Environmental, social, and governance (ESG) is a framework embedded into an organization’s strategy that considers the needs and ways to general value for all organizational stakeholders. Over the past years, investors are increasingly applying these non-financial factors as part of analysis calculus to identify material risks and growth opportunities.
In late November 2022, the U.S. Biden administration issued a final rule for its executive order that makes it easier for employers to consider climate change and other environmental, social, and government factors when selecting investment funds for their 401(k) plans. A cornerstone of the administration’s Inflation Reduction Act is addressing climate change, which could further bolster ESG investing opportunities.
Meanwhile, allowing retirement managers to consider environmental and social issues when making investment decisions has become a hot-button issue in Washington, DC, in 2023.
Many consider ESG investing a passive activist approach, while critics believe it only serves a political purpose. Since sentiment and the flow of capital into ESG investments could determine the path of these products, the debate could impact the value. Activist investors are shareholders that use a significant equity stake to pressure management to make a specific set of changes to the business. A massive pool of ESG investment funds could create a passive activist result where fund managers make decisions for the masses using retirement accounts.
The leading ESG ETFs in 2023
- There are dozens of ESG ETFs trading on the U.S. markets.
- At $90.39 per share on February 10, the iShares MSCI USA ETF (ESGU) had over $20 billion in assets under management. In 2022, ESGU fell 21.46%, but in 2023 it recovered by 6.65%.
- At $71.33 per share on February 10, the Vanguard ESG U.S. Stock ETF (ESGV) had over $6.13 billion in assets under management. In 2022, ESGV fell 25.1%, but in 2023 it recovered by 8.3%.
- At $19.68 per share on February 10, the iShares Global Clean Energy ETF (ICLN) had over $4.986 billion in assets under management. In 2022, ICLN fell 6.24%, and in 2023 it has edged 0.86% lower.
- Many other ETF products and individual companies qualify as ESG investments.
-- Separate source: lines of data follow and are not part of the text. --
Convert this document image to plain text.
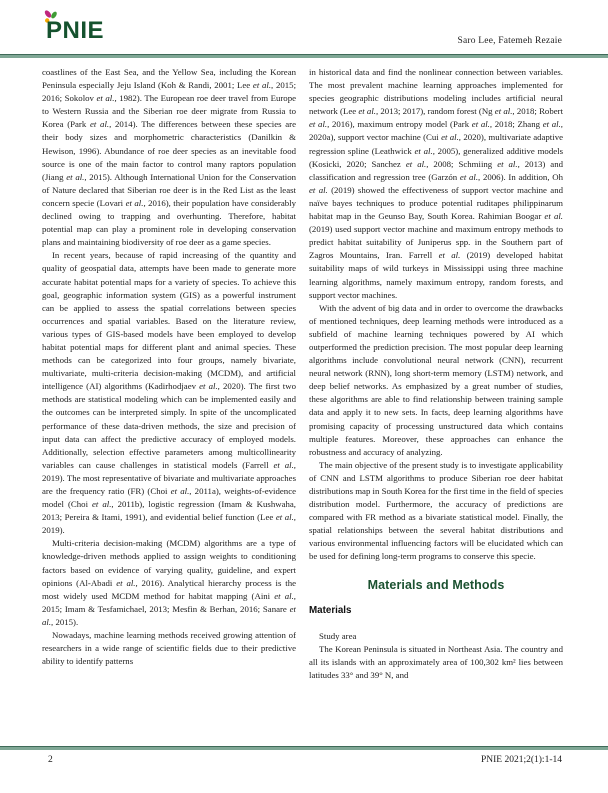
PNIE	Saro Lee, Fatemeh Rezaie

coastlines of the East Sea, and the Yellow Sea, including the Korean Peninsula especially Jeju Island (Koh & Randi, 2001; Lee et al., 2015; 2016; Sokolov et al., 1982). The European roe deer travel from Europe to Western Russia and the Siberian roe deer migrate from Russia to Korea (Park et al., 2014). The differences between these species are their body sizes and morphometric characteristics (Danilkin & Hewison, 1996). Abundance of roe deer species as an inevitable food source is one of the main factor to control many raptors population (Jiang et al., 2015). Although International Union for the Conservation of Nature declared that Siberian roe deer is in the Red List as the least concern specie (Lovari et al., 2016), their population have considerably declined owing to trapping and overhunting. Therefore, habitat potential map can play a prominent role in developing conservation plans and maintaining biodiversity of roe deer as a game species.

In recent years, because of rapid increasing of the quantity and quality of geospatial data, attempts have been made to generate more accurate habitat potential maps for a variety of species. To achieve this goal, geographic information system (GIS) as a powerful instrument can be applied to assess the spatial correlations between species occurrences and spatial variables. Based on the literature review, various types of GIS-based models have been employed to develop habitat potential maps for different plant and animal species. These methods can be categorized into four groups, namely bivariate, multivariate, multi-criteria decision-making (MCDM), and artificial intelligence (AI) algorithms (Kadirhodjaev et al., 2020). The first two methods are statistical modeling which can be implemented easily and the outcomes can be interpreted simply. In spite of the uncomplicated performance of these data-driven methods, the size and precision of input data can affect the predictive accuracy of employed models. Additionally, selection effective parameters among multicollinearity variables can cause challenges in statistical models (Farrell et al., 2019). The most representative of bivariate and multivariate approaches are the frequency ratio (FR) (Choi et al., 2011a), weights-of-evidence model (Choi et al., 2011b), logistic regression (Imam & Kushwaha, 2013; Pereira & Itami, 1991), and evidential belief function (Lee et al., 2019).

Multi-criteria decision-making (MCDM) algorithms are a type of knowledge-driven methods applied to assign weights to conditioning factors based on evidence of varying quality, guideline, and expert opinions (Al-Abadi et al., 2016). Analytical hierarchy process is the most widely used MCDM method for habitat mapping (Aini et al., 2015; Imam & Tesfamichael, 2013; Mesfin & Berhan, 2016; Sanare et al., 2015).

Nowadays, machine learning methods received growing attention of researchers in a wide range of scientific fields due to their predictive ability to identify patterns

in historical data and find the nonlinear connection between variables. The most prevalent machine learning approaches implemented for species geographic distributions modeling includes artificial neural network (Lee et al., 2013; 2017), random forest (Ng et al., 2018; Robert et al., 2016), maximum entropy model (Park et al., 2018; Zhang et al., 2020a), support vector machine (Cui et al., 2020), multivariate adaptive regression spline (Leathwick et al., 2005), generalized additive models (Kosicki, 2020; Sanchez et al., 2008; Schmiing et al., 2013) and classification and regression tree (Garzón et al., 2006). In addition, Oh et al. (2019) showed the effectiveness of support vector machine and naïve bayes techniques to produce potential ruditapes philippinarum habitat map in the Geunso Bay, South Korea. Rahimian Boogar et al. (2019) used support vector machine and maximum entropy methods to predict habitat suitability of Juniperus spp. in the Southern part of Zagros Mountains, Iran. Farrell et al. (2019) developed habitat suitability maps of wild turkeys in Mississippi using three machine learning algorithms, namely maximum entropy, random forests, and support vector machines.

With the advent of big data and in order to overcome the drawbacks of mentioned techniques, deep learning methods were introduced as a subfield of machine learning techniques powered by AI which outperformed the prediction precision. The most popular deep learning algorithms include convolutional neural network (CNN), recurrent neural network (RNN), long short-term memory (LSTM) network, and deep belief networks. As emphasized by a great number of studies, these algorithms are able to find relationship between training sample data and apply it to new sets. In facts, deep learning algorithms have promising capacity of processing unstructured data which contains multiple features. Moreover, these approaches can enhance the robustness and accuracy of analyzing.

The main objective of the present study is to investigate applicability of CNN and LSTM algorithms to produce Siberian roe deer habitat distributions map in South Korea for the first time in the field of species distribution model. Furthermore, the accuracy of predictions are compared with FR method as a bivariate statistical model. Finally, the spatial relationships between the several habitat distributions and various environmental influencing factors will be elucidated which can be used for defining long-term programs to conserve this specie.

Materials and Methods
Materials
Study area

The Korean Peninsula is situated in Northeast Asia. The country and all its islands with an approximately area of 100,302 km² lies between latitudes 33° and 39° N, and

2	PNIE 2021;2(1):1-14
ESG initiatives favor some companies at the expense of others
- ESG portfolios include companies fighting climate change, preserving clean air, water, and forestry, reducing pollution and waste, training disadvantaged populations, and having strong governance and clean and transparent accounting.
- ESG portfolios typically exclude companies profiting from tobacco, alcohol, weapons, and gambling. Traditional energy companies that produce and service hydrocarbons are not part of ESG portfolios.
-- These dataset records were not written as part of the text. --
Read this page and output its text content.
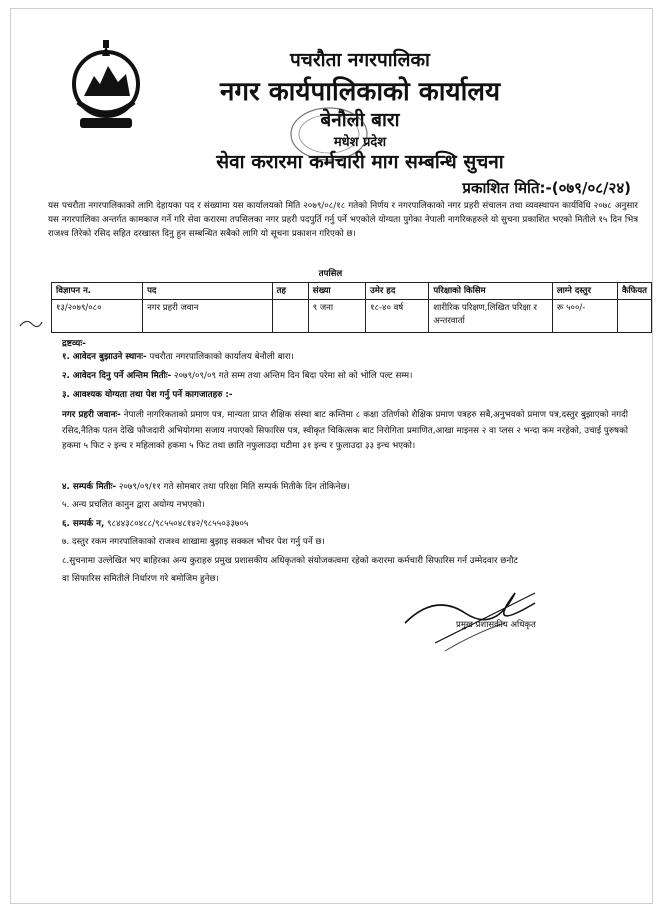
पचरौता नगरपालिका
नगर कार्यपालिकाको कार्यालय
बेनौली बारा
मधेश प्रदेश
सेवा करारमा कर्मचारी माग सम्बन्धि सुचना
प्रकाशित मिति:-(०७९/०८/२४)
यस पचरौता नगरपालिकाको लागि देहायका पद र संख्यामा यस कार्यालयको मिति २०७९/०८/१८ गतेको निर्णय र नगरपालिकाको नगर प्रहरी संचालन तथा व्यवस्थापन कार्यविधि २०७८ अनुसार यस नगरपालिका अन्तर्गत कामकाज गर्ने गरि सेवा करारमा तपसिलका नगर प्रहरी पदपुर्ति गर्नु पर्ने भएकोले योग्यता पुगेका नेपाली नागरिकहरुले यो सुचना प्रकाशित भएको मितीले १५ दिन भित्र राजश्व तिरेको रसिद सहित दरखास्त दिनु हुन सम्बन्धित सबैको लागि यो सूचना प्रकाशन गरिएको छ।
तपसिल
विज्ञापन न.	पद	तह	संख्या	उमेर हद	परिक्षाको किसिम	लाग्ने दस्तुर	कैफियत
१३/२०७९/०८०	नगर प्रहरी जवान		९ जना	१८-४० वर्ष	शारीरिक परिक्षण,लिखित परिक्षा र अन्तरवार्ता	रू ५००/-	
द्रष्टव्यः-
१. आवेदन बुझाउने स्थानः- पचरौता नगरपालिकाको कार्यालय बेनौली बारा।
२. आवेदन दिनु पर्ने अन्तिम मितीः- २०७९/०९/०९ गते सम्म तथा अन्तिम दिन बिदा परेमा सो को भोलि पल्ट सम्म।
३. आवश्यक योग्यता तथा पेश गर्नु पर्ने कागजातहरु :-
नगर प्रहरी जवानः- नेपाली नागरिकताको प्रमाण पत्र, मान्यता प्राप्त शैक्षिक संस्था बाट कम्तिमा ८ कक्षा उतिर्णको शैक्षिक प्रमाण पत्रहरु सबै,अनुभवको प्रमाण पत्र,दस्तुर बुझाएको नगदी रसिद,नैतिक पतन देखि फौजदारी अभियोगमा सजाय नपाएको सिफारिस पत्र, स्वीकृत चिकित्सक बाट निरोगिता प्रमाणित,आखा माइनस २ वा प्लस २ भन्दा कम नरहेको, उचाई पुरुषको हकमा ५ फिट २ इन्च र महिलाको हकमा ५ फिट तथा छाति नफुलाउदा घटीमा ३१ इन्च र फुलाउदा ३३ इन्च भएको।
४. सम्पर्क मितीः- २०७९/०९/११ गते सोमबार तथा परिक्षा मिति सम्पर्क मितीके दिन तोकिनेछ।
५. अन्य प्रचलित कानुन द्वारा अयोग्य नभएको।
६. सम्पर्क न, ९८४४३८०४८८/९८५५०४८१४२/९८५५०३३७०५
७. दस्तुर रकम नगरपालिकाको राजश्व शाखामा बुझाइ सक्कल भौचर पेश गर्नु पर्ने छ।
८.सुचनामा उल्लेखित भए बाहिरका अन्य कुराहरु प्रमुख प्रशासकीय अधिकृतको संयोजकत्वमा रहेको करारमा कर्मचारी सिफारिस गर्न उम्मेदवार छनौट
वा सिफारिस समितीले निर्धारण गरे बमोजिम हुनेछ।
प्रमुख प्रशासकीय अधिकृत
The argument for encouraging ESG investments
- Value-based investing- aligning investment portfolios with investors’ moral and ethical values.
- Integration- inhibiting ESG risks and promoting opportunities for companies that score well on material ESG issues via sector-based analysis.
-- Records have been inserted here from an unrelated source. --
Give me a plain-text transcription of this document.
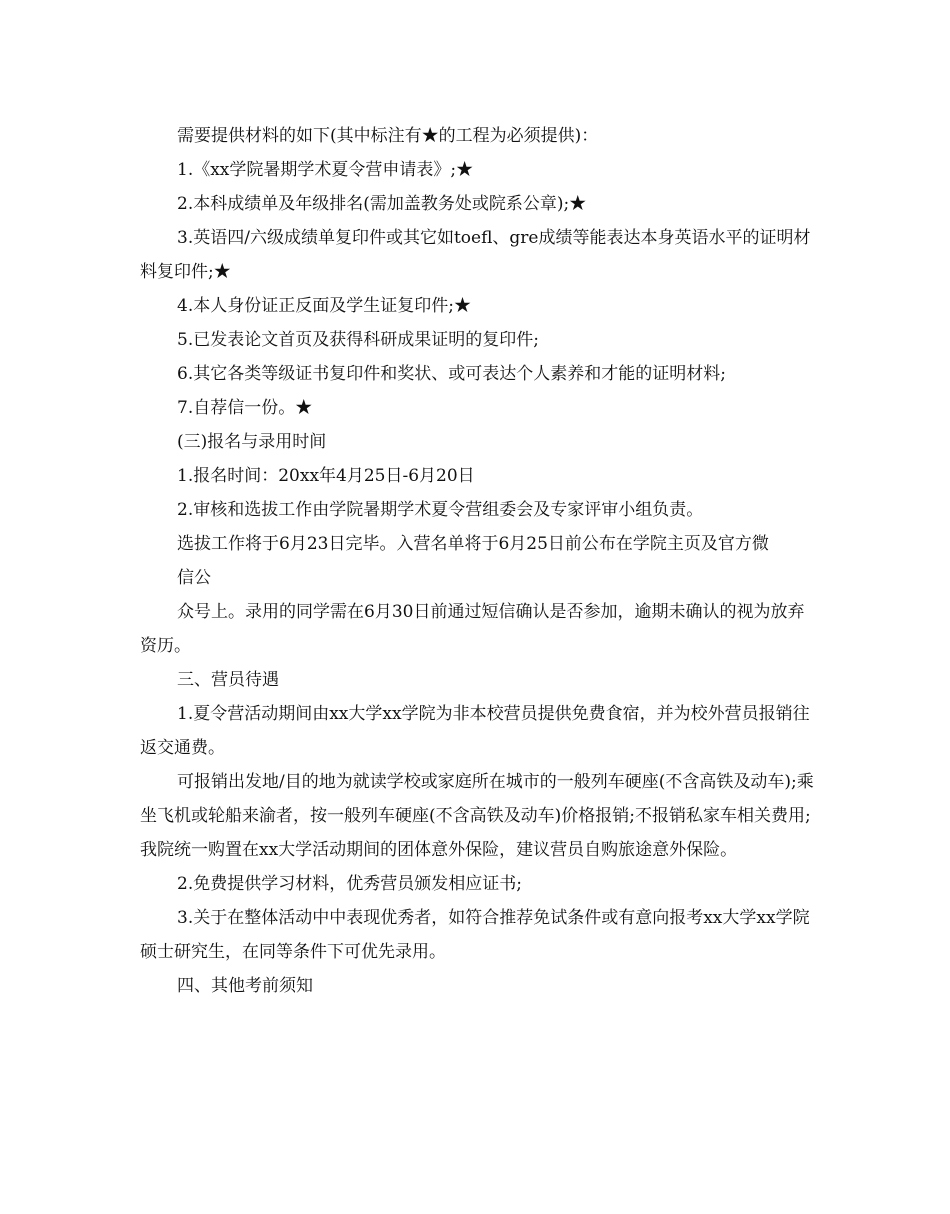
需要提供材料的如下(其中标注有★的工程为必须提供)：

1.《xx学院暑期学术夏令营申请表》;★

2.本科成绩单及年级排名(需加盖教务处或院系公章);★

3.英语四/六级成绩单复印件或其它如toefl、gre成绩等能表达本身英语水平的证明材料复印件;★

4.本人身份证正反面及学生证复印件;★

5.已发表论文首页及获得科研成果证明的复印件;

6.其它各类等级证书复印件和奖状、或可表达个人素养和才能的证明材料;

7.自荐信一份。★

(三)报名与录用时间

1.报名时间：20xx年4月25日-6月20日

2.审核和选拔工作由学院暑期学术夏令营组委会及专家评审小组负责。

选拔工作将于6月23日完毕。入营名单将于6月25日前公布在学院主页及官方微

信公

众号上。录用的同学需在6月30日前通过短信确认是否参加，逾期未确认的视为放弃资历。

三、营员待遇

1.夏令营活动期间由xx大学xx学院为非本校营员提供免费食宿，并为校外营员报销往返交通费。

可报销出发地/目的地为就读学校或家庭所在城市的一般列车硬座(不含高铁及动车);乘坐飞机或轮船来渝者，按一般列车硬座(不含高铁及动车)价格报销;不报销私家车相关费用;我院统一购置在xx大学活动期间的团体意外保险，建议营员自购旅途意外保险。

2.免费提供学习材料，优秀营员颁发相应证书;

3.关于在整体活动中中表现优秀者，如符合推荐免试条件或有意向报考xx大学xx学院硕士研究生，在同等条件下可优先录用。

四、其他考前须知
- Impact investing- employs investment capital by transcending traditional empirical, analytical metrics to achieve a measurable outcome. Impact investing is a derivative of activist investing. ESG investments aim to make a difference in the world and environment through companies that align with investors’ values and goals.
The case against ESG investment initiatives
- Subjectivity- ESG investments depend on subjective criteria that rely on transparency, management, and fund allocator decisions regarding critical issues.
- Efficiency- ESG detracts from business investment and goals. ESG requires executives to work for activist causes, not shareholders. Profits are secondary to social and environmental initiatives.
- Anti-capitalism- A manager’s task is to maximize shareholder returns in a capitalist economy. ESG initiatives may not correlate with private ownership of the means of production in competitive markets for profits.
- Diversification- ESG investment funds and pools are often heavily invested in technology companies that experience boom and bust periods.
- Expectations of Underperformance- In a Bloomberg survey of 691 respondents, 264 expect ESG funds to “slightly underperform,” and 184 forecast they will “significantly underperform” the leading market indices in 2023.
Passive activism or political arm-twisting?
- The Biden administration could favor ESG-compliant companies with lucrative contracts to achieve its environmental and business policy goals.
- Senator Joe Manchin of West Virginia, a Democrat, has joined with Republicans to challenge the Biden administration’s rule allowing Wall Street firms to base investment strategies for Americans' retirement funds on social issues rather than solely profits.
- The administration made significant pledges to address climate change and social issues. Support for and mandating ESG investments creates passive activism that may achieve the administration’s goals, but it also funds initiatives via retirement and investment assets.
- The debate over whether ESG is passive activism in the U.S.’s best interests or a political tool will continue, with the opposition holding a slight majority in the House of Representatives.